LIPID METABOLISM DISORDERS In PANCREATIC CANCER
I.N. Grigorieva1,2, O.V. Efimova1,3, T.I. Romanova1
1Institute of Internal and Preventive Medicine - Branch of Federal Reseach Institute of Cytology and Genetics of SB RAS, 630089, Novosibirsk, Boris Bogatkov str., 175/1
2Novosibirsk State National Research University, 630090, Novosibirsk, Pirogov str., 2
3City Clinical Hospital N 7, 630005, Novosibirsk, Olga Zhilina, 90а
Keywords: lipid metabolism, pancreatic cancer, gene TP53, KRAS, fatty acids
Abstract
In pancreatic cancer (PC) proved the role of obesity not only as a PC risk factor, but also as a factor associated with reduced survival in PC in adulthood.

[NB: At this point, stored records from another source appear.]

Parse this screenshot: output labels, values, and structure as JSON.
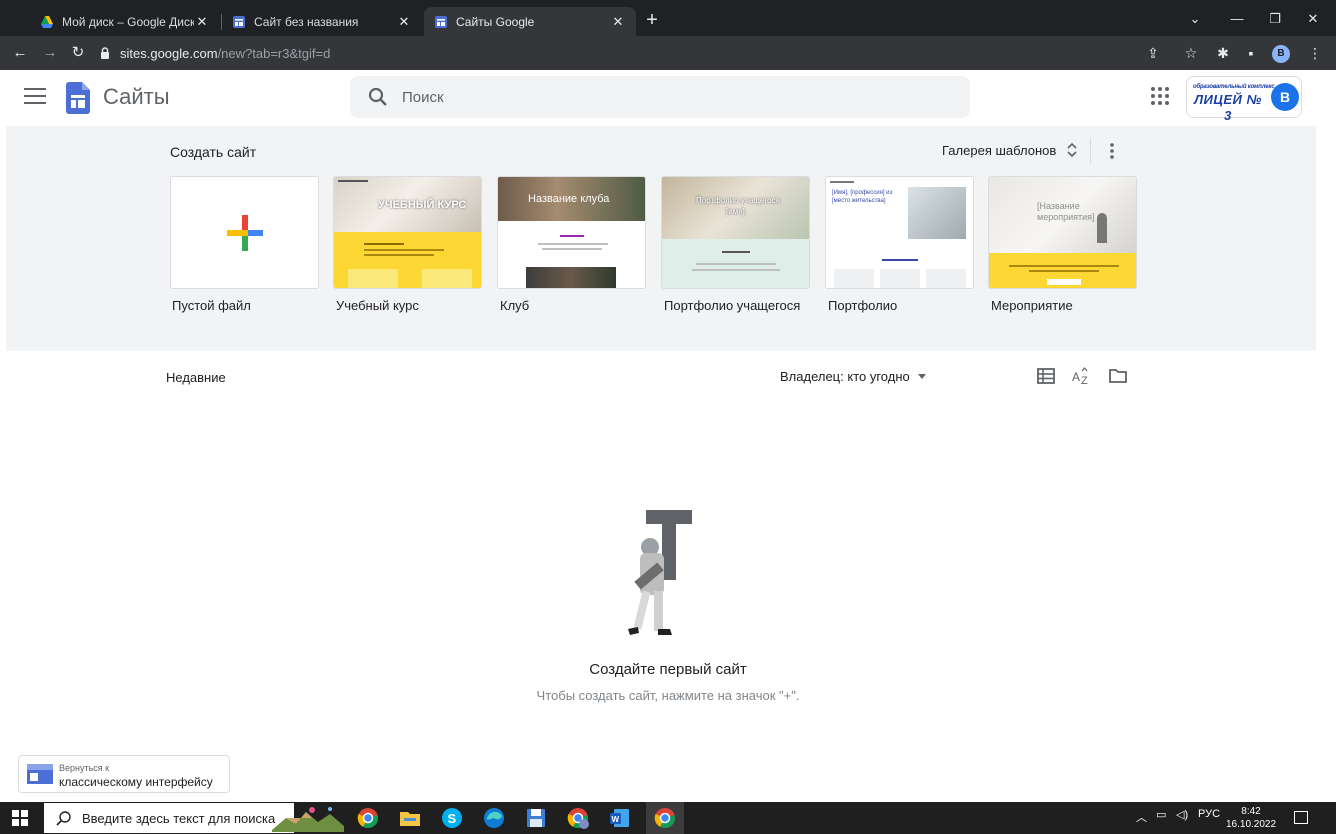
{
  "browser": {
    "tabs": [
      {
        "title": "Мой диск – Google Диск"
      },
      {
        "title": "Сайт без названия"
      },
      {
        "title": "Сайты Google"
      }
    ],
    "address_host": "sites.google.com",
    "address_path": "/new?tab=r3&tgif=d",
    "profile_letter": "B"
  },
  "header": {
    "app_title": "Сайты",
    "search_placeholder": "Поиск",
    "org_logo_top": "образовательный комплекс",
    "org_logo_main": "ЛИЦЕЙ № 3",
    "avatar_letter": "B"
  },
  "gallery": {
    "title": "Создать сайт",
    "gallery_button": "Галерея шаблонов",
    "templates": [
      {
        "label": "Пустой файл"
      },
      {
        "label": "Учебный курс",
        "thumb_title": "УЧЕБНЫЙ КУРС"
      },
      {
        "label": "Клуб",
        "thumb_title": "Название клуба"
      },
      {
        "label": "Портфолио учащегося",
        "thumb_title": "Портфолио учащегося",
        "thumb_sub": "[имя]"
      },
      {
        "label": "Портфолио",
        "thumb_title": "[Имя], [профессия] из [место жительства]"
      },
      {
        "label": "Мероприятие",
        "thumb_title": "[Название мероприятия]"
      }
    ]
  },
  "recent": {
    "title": "Недавние",
    "owner_filter": "Владелец: кто угодно",
    "empty_title": "Создайте первый сайт",
    "empty_subtitle": "Чтобы создать сайт, нажмите на значок \"+\"."
  },
  "classic": {
    "line1": "Вернуться к",
    "line2": "классическому интерфейсу"
  },
  "taskbar": {
    "search_placeholder": "Введите здесь текст для поиска",
    "lang": "РУС",
    "time": "8:42",
    "date": "16.10.2022"
  },
  "colors": {
    "brand_blue": "#1a73e8",
    "gallery_bg": "#f1f3f4",
    "template_yellow": "#fdd835"
  }
}
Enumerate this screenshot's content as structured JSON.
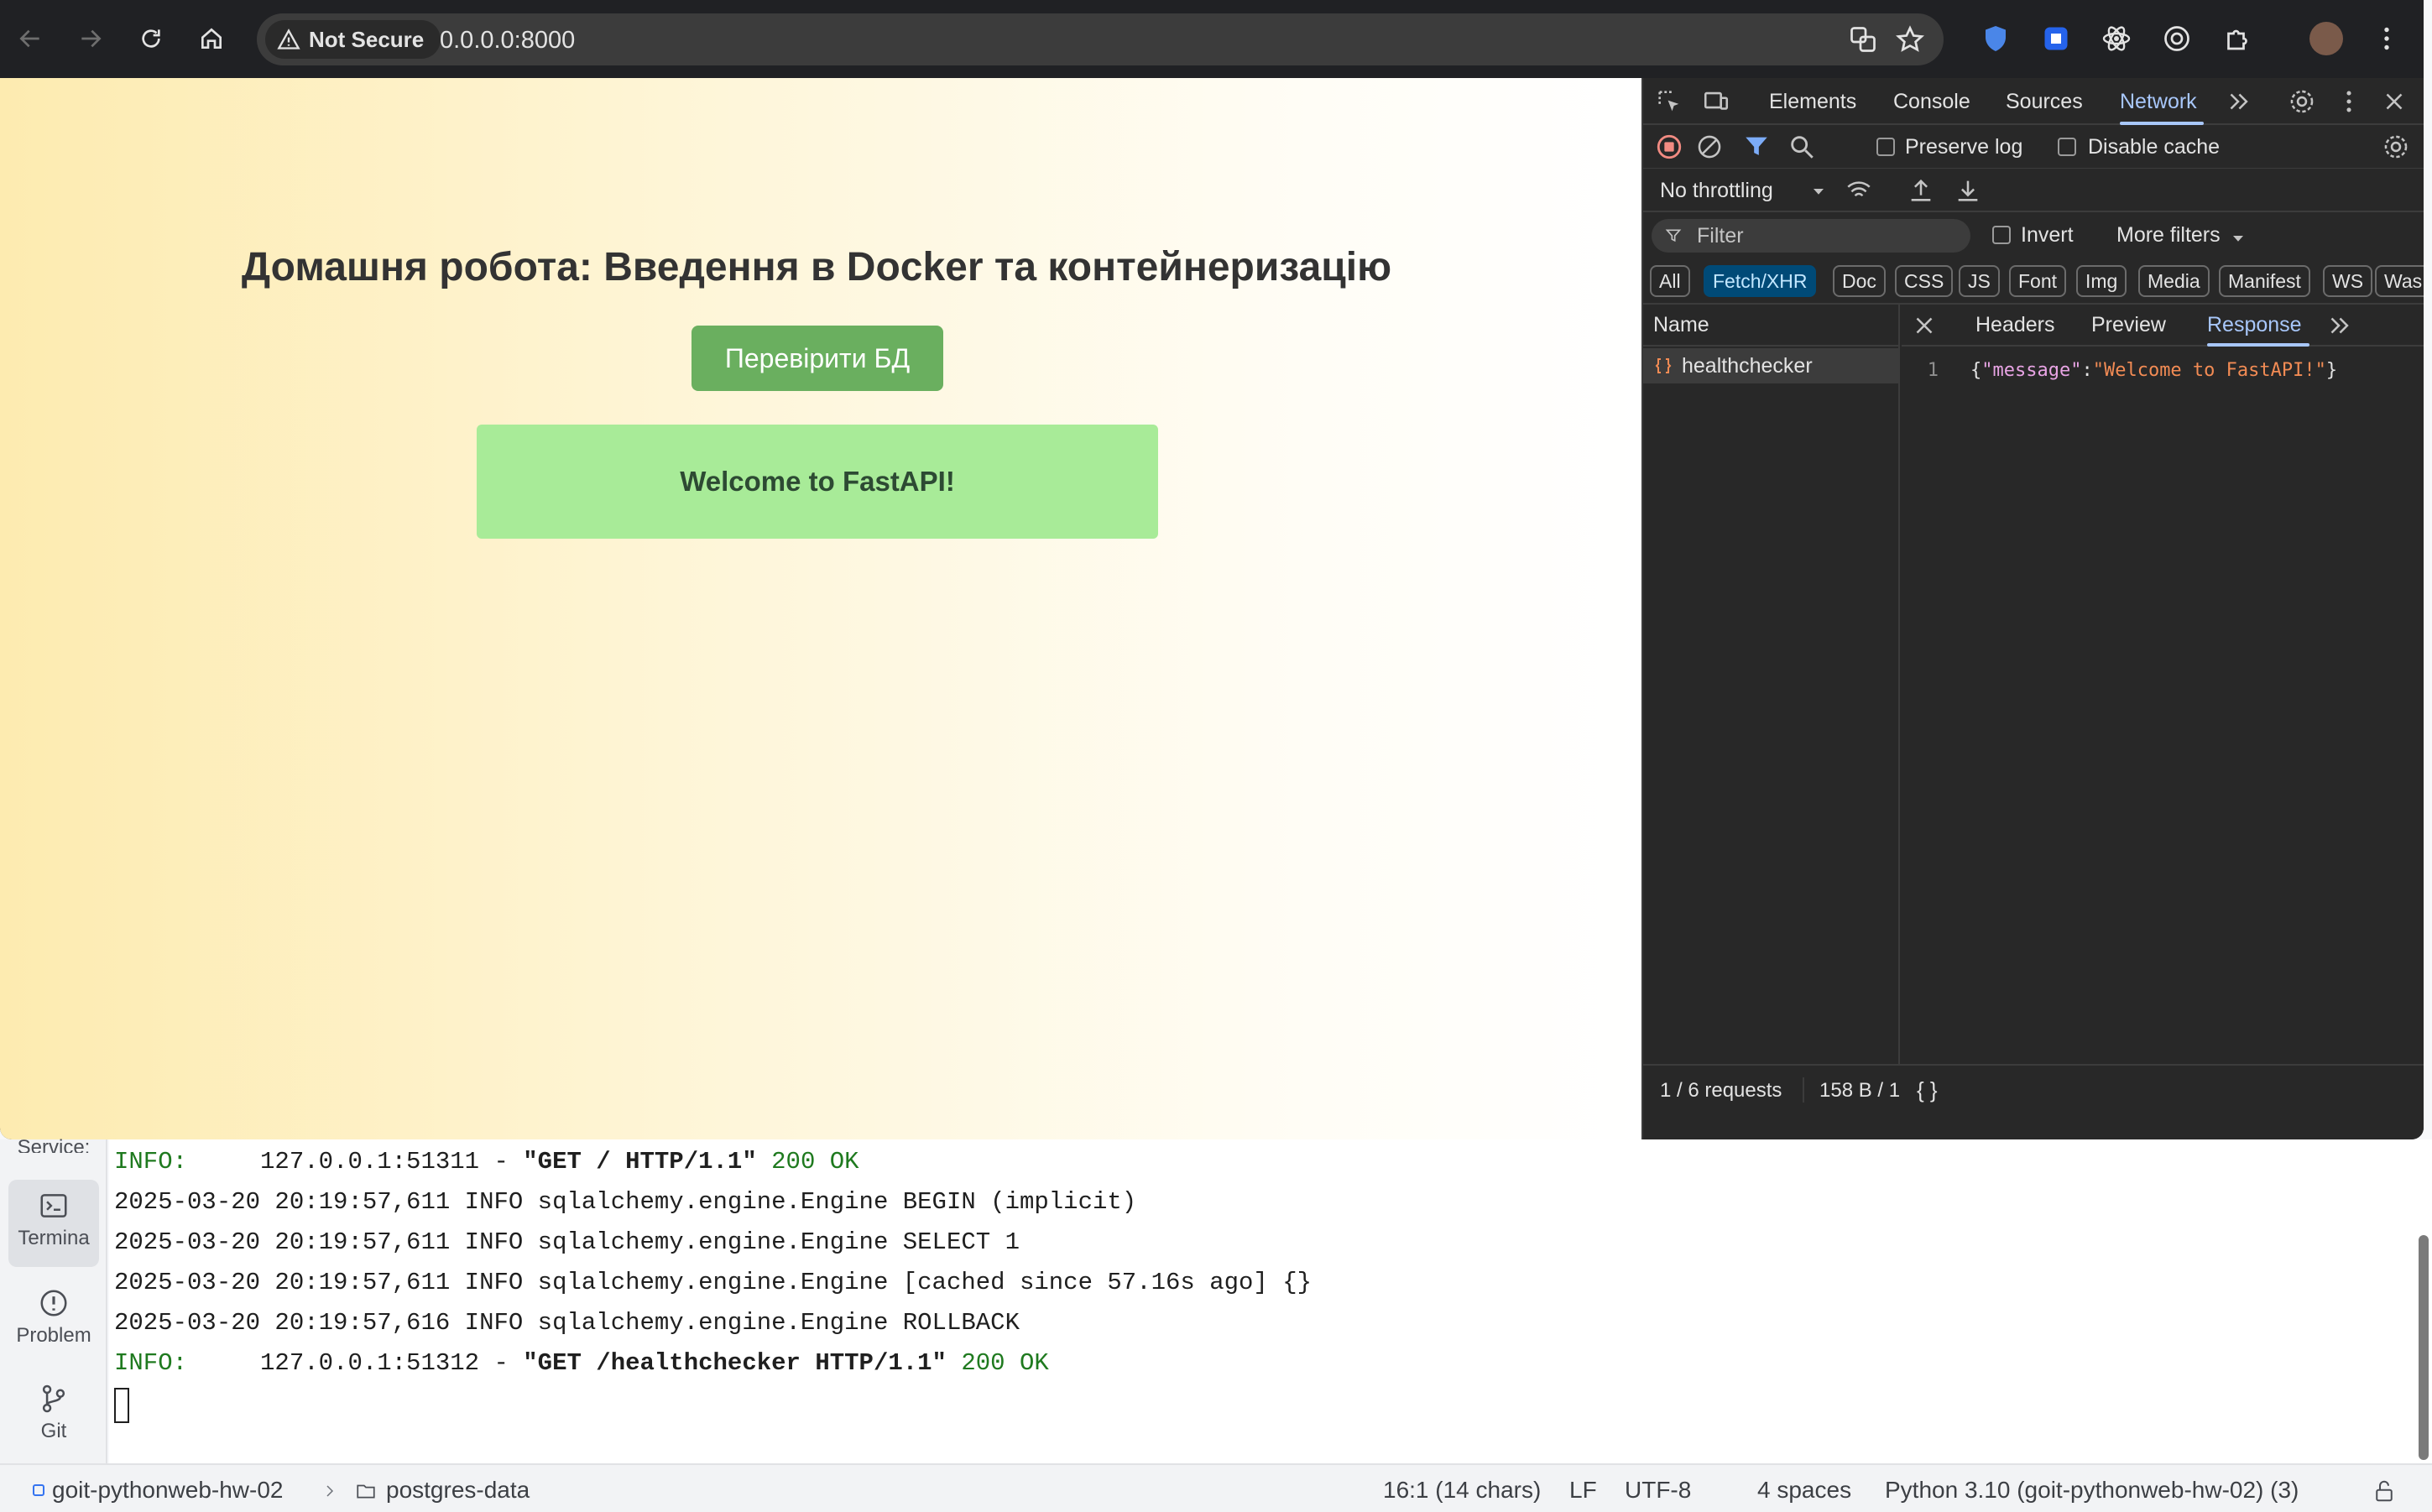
{
  "browser": {
    "security_label": "Not Secure",
    "url": "0.0.0.0:8000"
  },
  "page": {
    "title": "Домашня робота: Введення в Docker та контейнеризацію",
    "check_button": "Перевірити БД",
    "result": "Welcome to FastAPI!"
  },
  "devtools": {
    "tabs": [
      "Elements",
      "Console",
      "Sources",
      "Network"
    ],
    "active_tab": "Network",
    "preserve_log": "Preserve log",
    "disable_cache": "Disable cache",
    "throttling": "No throttling",
    "filter_placeholder": "Filter",
    "invert": "Invert",
    "more_filters": "More filters",
    "types": [
      "All",
      "Fetch/XHR",
      "Doc",
      "CSS",
      "JS",
      "Font",
      "Img",
      "Media",
      "Manifest",
      "WS",
      "Was"
    ],
    "active_type": "Fetch/XHR",
    "name_header": "Name",
    "request_name": "healthchecker",
    "detail_tabs": [
      "Headers",
      "Preview",
      "Response"
    ],
    "active_detail_tab": "Response",
    "response": {
      "line_number": "1",
      "key": "\"message\"",
      "value": "\"Welcome to FastAPI!\""
    },
    "status": {
      "requests": "1 / 6 requests",
      "transferred": "158 B / 1",
      "format_icon": "{ }"
    }
  },
  "ide": {
    "side": {
      "services": "Service:",
      "terminal": "Termina",
      "problems": "Problem",
      "git": "Git"
    },
    "terminal_lines": {
      "l1_level": "INFO:",
      "l1_text": "     127.0.0.1:51311 - ",
      "l1_request": "\"GET / HTTP/1.1\"",
      "l1_status": " 200 OK",
      "l2": "2025-03-20 20:19:57,611 INFO sqlalchemy.engine.Engine BEGIN (implicit)",
      "l3": "2025-03-20 20:19:57,611 INFO sqlalchemy.engine.Engine SELECT 1",
      "l4": "2025-03-20 20:19:57,611 INFO sqlalchemy.engine.Engine [cached since 57.16s ago] {}",
      "l5": "2025-03-20 20:19:57,616 INFO sqlalchemy.engine.Engine ROLLBACK",
      "l6_level": "INFO:",
      "l6_text": "     127.0.0.1:51312 - ",
      "l6_request": "\"GET /healthchecker HTTP/1.1\"",
      "l6_status": " 200 OK"
    },
    "status_bar": {
      "project": "goit-pythonweb-hw-02",
      "folder": "postgres-data",
      "position": "16:1 (14 chars)",
      "line_ending": "LF",
      "encoding": "UTF-8",
      "indent": "4 spaces",
      "interpreter": "Python 3.10 (goit-pythonweb-hw-02) (3)"
    }
  },
  "colors": {
    "button_green": "#6aaf5f",
    "result_green": "#a8eb98",
    "devtools_accent": "#a8c7fa",
    "record_red": "#f28b82"
  }
}
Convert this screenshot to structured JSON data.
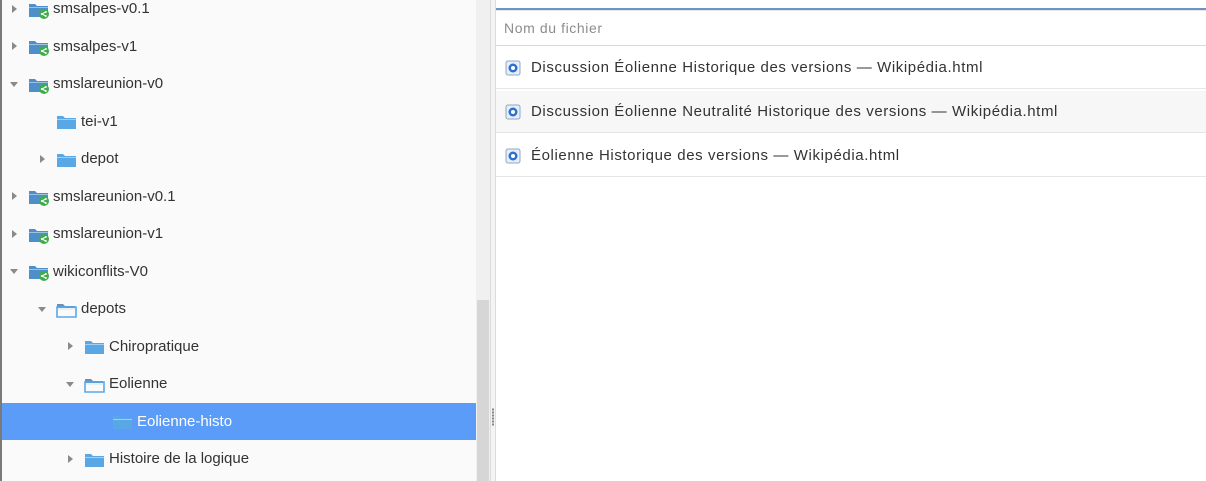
{
  "tree": {
    "items": [
      {
        "label": "smsalpes-v0.1",
        "toggle": "right",
        "icon": "shared-folder-icon",
        "depth": 0,
        "selected": false
      },
      {
        "label": "smsalpes-v1",
        "toggle": "right",
        "icon": "shared-folder-icon",
        "depth": 0,
        "selected": false
      },
      {
        "label": "smslareunion-v0",
        "toggle": "down",
        "icon": "shared-folder-icon",
        "depth": 0,
        "selected": false
      },
      {
        "label": "tei-v1",
        "toggle": "none",
        "icon": "folder-icon",
        "depth": 1,
        "selected": false
      },
      {
        "label": "depot",
        "toggle": "right",
        "icon": "folder-icon",
        "depth": 1,
        "selected": false
      },
      {
        "label": "smslareunion-v0.1",
        "toggle": "right",
        "icon": "shared-folder-icon",
        "depth": 0,
        "selected": false
      },
      {
        "label": "smslareunion-v1",
        "toggle": "right",
        "icon": "shared-folder-icon",
        "depth": 0,
        "selected": false
      },
      {
        "label": "wikiconflits-V0",
        "toggle": "down",
        "icon": "shared-folder-icon",
        "depth": 0,
        "selected": false
      },
      {
        "label": "depots",
        "toggle": "down",
        "icon": "open-folder-icon",
        "depth": 1,
        "selected": false
      },
      {
        "label": "Chiropratique",
        "toggle": "right",
        "icon": "folder-icon",
        "depth": 2,
        "selected": false
      },
      {
        "label": "Eolienne",
        "toggle": "down",
        "icon": "open-folder-icon",
        "depth": 2,
        "selected": false
      },
      {
        "label": "Eolienne-histo",
        "toggle": "none",
        "icon": "folder-icon",
        "depth": 3,
        "selected": true
      },
      {
        "label": "Histoire de la logique",
        "toggle": "right",
        "icon": "folder-icon",
        "depth": 2,
        "selected": false
      }
    ]
  },
  "file_list": {
    "header": "Nom du fichier",
    "files": [
      {
        "name": "Discussion Éolienne Historique des versions — Wikipédia.html",
        "icon": "html-file-icon"
      },
      {
        "name": "Discussion Éolienne Neutralité Historique des versions — Wikipédia.html",
        "icon": "html-file-icon"
      },
      {
        "name": "Éolienne Historique des versions — Wikipédia.html",
        "icon": "html-file-icon"
      }
    ]
  },
  "colors": {
    "selection": "#5b9cf8",
    "folder": "#5aa7e6",
    "shared_badge": "#3fae49",
    "header_accent": "#6a93c9"
  }
}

In PC is marked by increased lipogenesis: an increased need of cancer cells in the fatty acid (FA) is implemented not only by increasing lipogenesis de novo, but also by the exogenous FA assimilation, although several meta-analyses have not confirmed the importance of dietary fat in increasing the PC risk. Metabolic reprogramming of cancer cells is aimed at ensuring the rapid proliferation of tumor cells: the transition to aerobic glycolysis, increased expression of enzymes involved in the FA formation (citrate-synthase, ATP-citrate lyase and FA synthase - FASN), due to a mutation of the gene TP53 . As therapeutic agents in PC offer to inhibit FASN, and also impact prenylation and post-prenylation of oncogenes, in particular, KRAS , known as drugs, given the pleiotropic effect of atorvastatin and newly synthesized inhibitor farnesyltransferase R115777.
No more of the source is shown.